Finding Stillness on Acres in Advent
There’s a kind of silence that you only get on thirteen acres in early December.
It isn’t peaceful in one of those “spa with music and scented candles” kind of way. Not that I’d find that peaceful anyway!
It’s peaceful in the “everything is frozen and refusing to move” kind of way.
The grass is brittle. The garden is dead. The mud is solid. The trees creak like old bones every time the wind pushes through. Even the chickens give me that look that says “really… you came out here for this?”
And honestly? I feel the same way.
December doesn’t ask permission before it steamrolls you.
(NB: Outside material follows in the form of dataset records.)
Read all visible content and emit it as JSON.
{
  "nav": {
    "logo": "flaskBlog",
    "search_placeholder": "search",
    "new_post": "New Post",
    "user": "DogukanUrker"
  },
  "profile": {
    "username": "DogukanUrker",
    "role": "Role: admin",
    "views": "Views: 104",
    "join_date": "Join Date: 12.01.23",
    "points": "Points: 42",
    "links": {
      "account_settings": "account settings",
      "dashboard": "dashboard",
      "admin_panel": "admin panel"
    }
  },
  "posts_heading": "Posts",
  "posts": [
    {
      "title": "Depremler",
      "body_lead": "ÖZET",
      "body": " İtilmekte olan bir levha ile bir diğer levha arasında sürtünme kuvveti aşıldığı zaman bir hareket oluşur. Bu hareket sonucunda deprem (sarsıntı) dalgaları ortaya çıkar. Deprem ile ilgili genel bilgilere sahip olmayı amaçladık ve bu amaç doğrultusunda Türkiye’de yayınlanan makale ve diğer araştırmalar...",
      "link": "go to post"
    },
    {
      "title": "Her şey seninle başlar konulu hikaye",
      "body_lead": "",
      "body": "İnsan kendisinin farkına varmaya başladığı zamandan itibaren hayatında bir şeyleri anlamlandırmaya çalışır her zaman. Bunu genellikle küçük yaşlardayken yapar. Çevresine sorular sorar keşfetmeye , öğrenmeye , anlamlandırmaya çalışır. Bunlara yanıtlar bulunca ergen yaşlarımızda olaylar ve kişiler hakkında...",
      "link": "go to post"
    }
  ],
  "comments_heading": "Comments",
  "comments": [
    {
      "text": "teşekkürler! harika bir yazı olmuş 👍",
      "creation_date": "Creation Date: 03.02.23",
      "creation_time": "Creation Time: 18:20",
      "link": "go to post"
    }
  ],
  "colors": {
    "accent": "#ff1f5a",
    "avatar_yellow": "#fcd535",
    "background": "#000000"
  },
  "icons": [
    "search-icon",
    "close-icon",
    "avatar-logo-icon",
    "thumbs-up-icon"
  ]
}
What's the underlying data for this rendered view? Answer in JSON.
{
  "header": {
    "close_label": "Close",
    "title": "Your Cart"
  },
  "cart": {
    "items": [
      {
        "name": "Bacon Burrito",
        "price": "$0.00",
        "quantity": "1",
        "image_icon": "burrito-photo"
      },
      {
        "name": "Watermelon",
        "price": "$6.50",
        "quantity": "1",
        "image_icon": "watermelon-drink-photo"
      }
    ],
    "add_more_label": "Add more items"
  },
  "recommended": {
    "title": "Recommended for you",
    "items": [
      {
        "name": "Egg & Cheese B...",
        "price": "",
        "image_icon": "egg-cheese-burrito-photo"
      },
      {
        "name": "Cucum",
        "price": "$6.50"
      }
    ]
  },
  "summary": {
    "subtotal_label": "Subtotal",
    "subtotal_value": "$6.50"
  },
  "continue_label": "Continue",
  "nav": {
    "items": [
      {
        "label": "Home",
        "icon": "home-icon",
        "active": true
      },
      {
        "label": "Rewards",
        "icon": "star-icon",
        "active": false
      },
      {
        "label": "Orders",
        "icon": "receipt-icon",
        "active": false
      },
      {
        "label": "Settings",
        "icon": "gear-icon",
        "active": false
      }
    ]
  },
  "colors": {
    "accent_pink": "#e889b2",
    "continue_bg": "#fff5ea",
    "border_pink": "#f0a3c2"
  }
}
It shows up with a clipboard full of expectations:
Christmas programs.
Three worship services every week.
Sermons.
Meetings.
Family plans.
Shopping.
School programs.
Year-end everything.
The month demands so much noise from me… while the land around me goes completely quiet.
And that’s the first gut-punch lesson Advent always hands me: The world gets loud, but God often whispers.
You’d think the “holy season” would feel holy. But Advent rarely starts that way for me. It usually starts with me trying to figure out how to beat the sun to the chicken coop, how to not slip on the icy slope behind the barn, and how in the world I’m going to get everything done before the 24th.
But out there on that cold, stubborn ground I’m reminded that God does His best work in the quiet places.
“Be still, and know that I am God.” Psalm 46:10 (ESV)
Be still?
In December?
Sure, God. Let me just pencil that in between “fix frozen coop door” and “write sermon number three for the week.”
But that’s exactly the point. Stillness isn’t what happens when everything calms down. Stillness is what happens when I stop pretending I can carry everything myself.
The fields don’t fight the season. The garden doesn’t resist the freeze. The trees don’t argue their way out of winter. They simply… stop. Rest. Wait.
Advent is the Church’s way of reminding us: You can’t force fruit in winter. But you can prepare your heart for the Light that’s about to break in.
So this week, here’s my Advent invitation not just to you, but to myself:
Step into the quiet field, even if it’s only for five minutes.
Bundled up. Breath in the cold air. Let the noise fall off you. Let your soul settle for a moment so you can hear the whisper again.
Because while the world is screaming for more, God is quietly preparing to give us what we could never give ourselves:
A Savior.
A Light in the long night.
Hope wrapped in flesh.
Out here on the acreage, Advent begins with a frozen field and a quiet whisper. And honestly? That’s enough.